Roma tarihi, gerek cumhuriyet gerekse imparatorluk dönemlerinde sayısız şair ve yazara ev sahipliği yapmıştır. Roma edebiyatı özellikle Latince gibi zengin ve kıymetli bir dile sahip olması, sosyal hayatın renkliliği ve refah seviyesinin yüksekliği ile canlılığını her zaman korumuştur. Yönetici sınıf ve toplumunda edebiyata ve sanata olan ilgisi her zaman sanatı ve sanatçıları gündemde tutmaya vesile olmuştur. Roma’nın cumhuriyetten imparatorluğa evrildiği dönem olan Julius Gaius Sezar ve Augustus dönemlerinde yaşamış olan ünlü yazar, şair ve asker olan Quintus Horatius Flaccus (kısaca Horatius olarak bilinir) Roma edebiyatı ve şiirinde derin etkiler bırakan kişilerin başında gelir.

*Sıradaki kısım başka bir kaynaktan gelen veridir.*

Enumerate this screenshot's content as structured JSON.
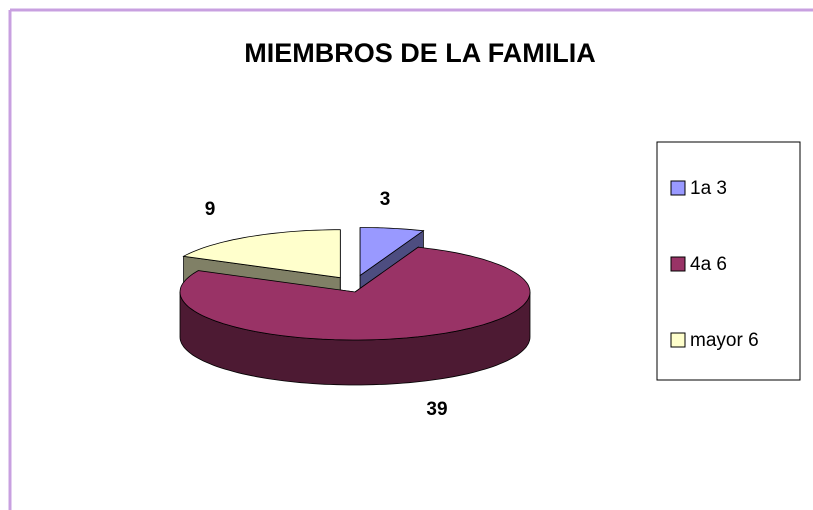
{
  "chart_data": {
    "type": "pie3d",
    "title": "MIEMBROS DE LA FAMILIA",
    "categories": [
      "1a 3",
      "4a 6",
      "mayor 6"
    ],
    "values": [
      3,
      39,
      9
    ],
    "colors": [
      "#9999ff",
      "#993366",
      "#ffffcc"
    ],
    "legend": "right"
  }
}
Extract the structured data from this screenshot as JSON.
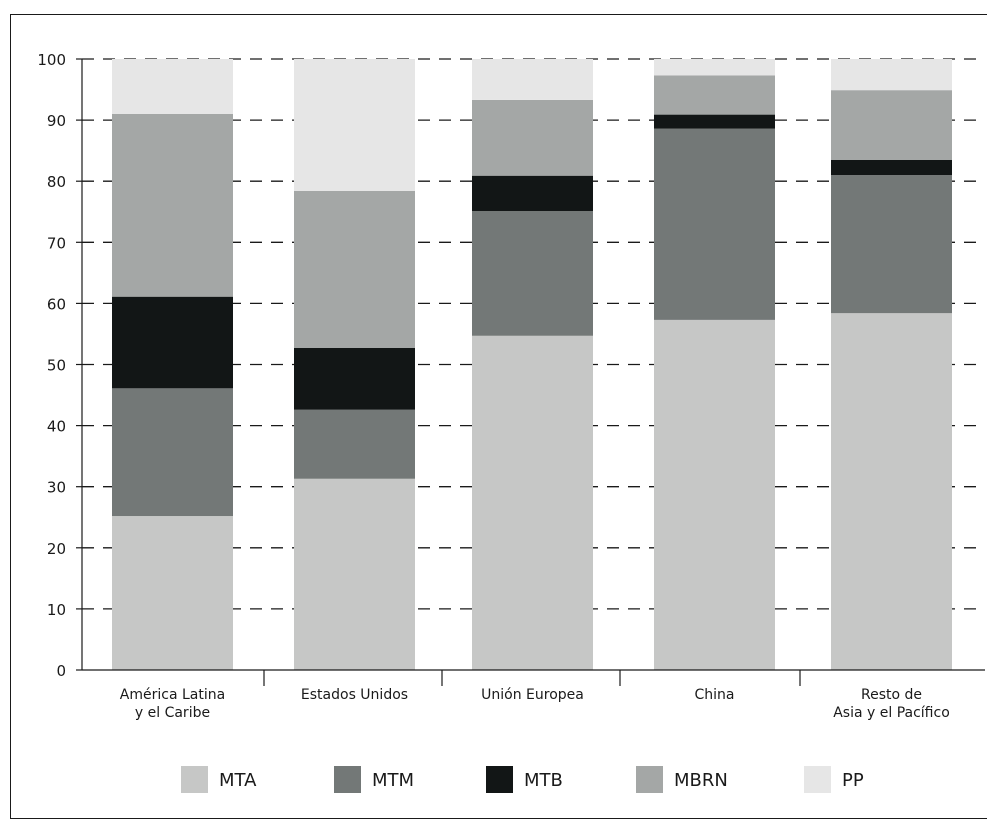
{
  "chart_data": {
    "type": "bar",
    "stacked": true,
    "categories": [
      [
        "América Latina",
        "y el Caribe"
      ],
      [
        "Estados Unidos"
      ],
      [
        "Unión Europea"
      ],
      [
        "China"
      ],
      [
        "Resto de",
        "Asia y el Pacífico"
      ]
    ],
    "series": [
      {
        "name": "MTA",
        "color": "#c6c7c6",
        "values": [
          25.2,
          31.3,
          54.7,
          57.3,
          58.4
        ]
      },
      {
        "name": "MTM",
        "color": "#737877",
        "values": [
          20.9,
          11.3,
          20.4,
          31.3,
          22.6
        ]
      },
      {
        "name": "MTB",
        "color": "#121616",
        "values": [
          15.0,
          10.1,
          5.8,
          2.3,
          2.5
        ]
      },
      {
        "name": "MBRN",
        "color": "#a4a7a6",
        "values": [
          29.9,
          25.7,
          12.4,
          6.4,
          11.4
        ]
      },
      {
        "name": "PP",
        "color": "#e6e6e6",
        "values": [
          9.0,
          21.6,
          6.7,
          2.7,
          5.1
        ]
      }
    ],
    "ylim": [
      0,
      100
    ],
    "yticks": [
      0,
      10,
      20,
      30,
      40,
      50,
      60,
      70,
      80,
      90,
      100
    ],
    "grid": "horizontal-dashed",
    "legend": "bottom"
  }
}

Horatius, bugün dahi pek çok kişinin bildiği ve kullandığı nice sözlerinde asli kaynağıdır. En bilinenlerin başında günü yaşa, yarına çok güvenme anlamına gelen “Carpe diem, quam minimum credula postero” gelir. Yine pek çok eserde ve sosyal paylaşımda kullanılan ve asla umutsuzluğa kapılma anlamına gelen “Nil desperandum” da yine Horatius’a ait bir sözdür. Fakir bir aileden gelmesine rağmen, babasının uğraşları ve emekleri ile okuma şansına erişen Horatius, Sezar sonrası yaşana iç kargaşada Brütüs yanında savaşmasına rağmen ilerleyen dönemde Augustus tarafından affedilmiş ve eserleri ile kısa sürede imparatorun ve çevresinin dikkatini çekmiştir.
Roma'da Augustus döneminde artık savaşlara son verilmiş, barış ve huzur ortamı sağlanmış, Augustus'un denetiminde hemen hemen her alanda sistemli biçimde yenilenme başlatılmıştır. Bir yandan Romalının eski davranış biçimlerini ve kurallarını öte yandan dini değerlerini canlandırma çabasına girilmiştir. Bu amaçla hem eski ahlaki değerler hem de tanrıların nitelikleri ve toplumdaki işlevleri hatırlatılmıştır. Horatius da yurtsever bir ozan olarak, bu örgütlenmenin içinde yer almayı, şiirleriyle yenilenme çabasına katkıda bulunmayı kendine bir görev saymıştır.
İdeal devlet düzeni, ideal toplum, huzurlu bir yaşam, tanrıların hoşnut olduğu bir ortam gibi kavramlar üzerine tartışmaları eserlerine yansıtan Horatius, şiirlerinde tanrıların istekleri ve onları hoşnut etme konusunda kelimeleri ile elinden gelen gayreti göstermiştir. Hoşnut olan tanrıların hoşnut olmuş bir toplum yaratacağını bilen Horatius, özellikle doğu medeniyetlerinde var olan kadercilik ve ileriyi görme geleneklerini şiddetle eleştirmiştir. Roma düzeninin en etkili şair ve hatiplerinden olan Horatius, toplum düzeni ve devlet adamlığı konusunda yazdıkları ile döneminde dikkat çekmeyi başardığı gibi bizzat İmparator Augustus tarafından ödüllendirilmiştir.
Horatius’un “Nil Desperandum” asla umutsuzluğa kapılma sözü, yüzyıllardır sadece Latince bir deyiş olarak kalmamış, dilden dile aktarılarak ümidin ve beklentinin dile gelen hale olmuştur. Şiirlerinde baş tanrı Jupiter’e dönük göndermeleri de yine Horatius’un karakteristik özelliklerindir. Özellikle; "Dürüst ve kararlı insanın sağlam ruhuna... Juppiter'in şimşek çakan güçlü eli hiç uzanmaz, onu korkutmaz" dizeleri, insanların tanrılara olan saygısı ölçüsünde onlarında ideal toplum üzerinde nasıl bir yol izleyeceğini açıklar niteliktedir.
Horatius, şüphesiz Roma tarihinde benzersiz bir yere sahiptir ve Latince sözleri ve dizeleri bugün dahi başta sosyal medya olmak üzere nice mekanlarda kendine yer bulmaktadır.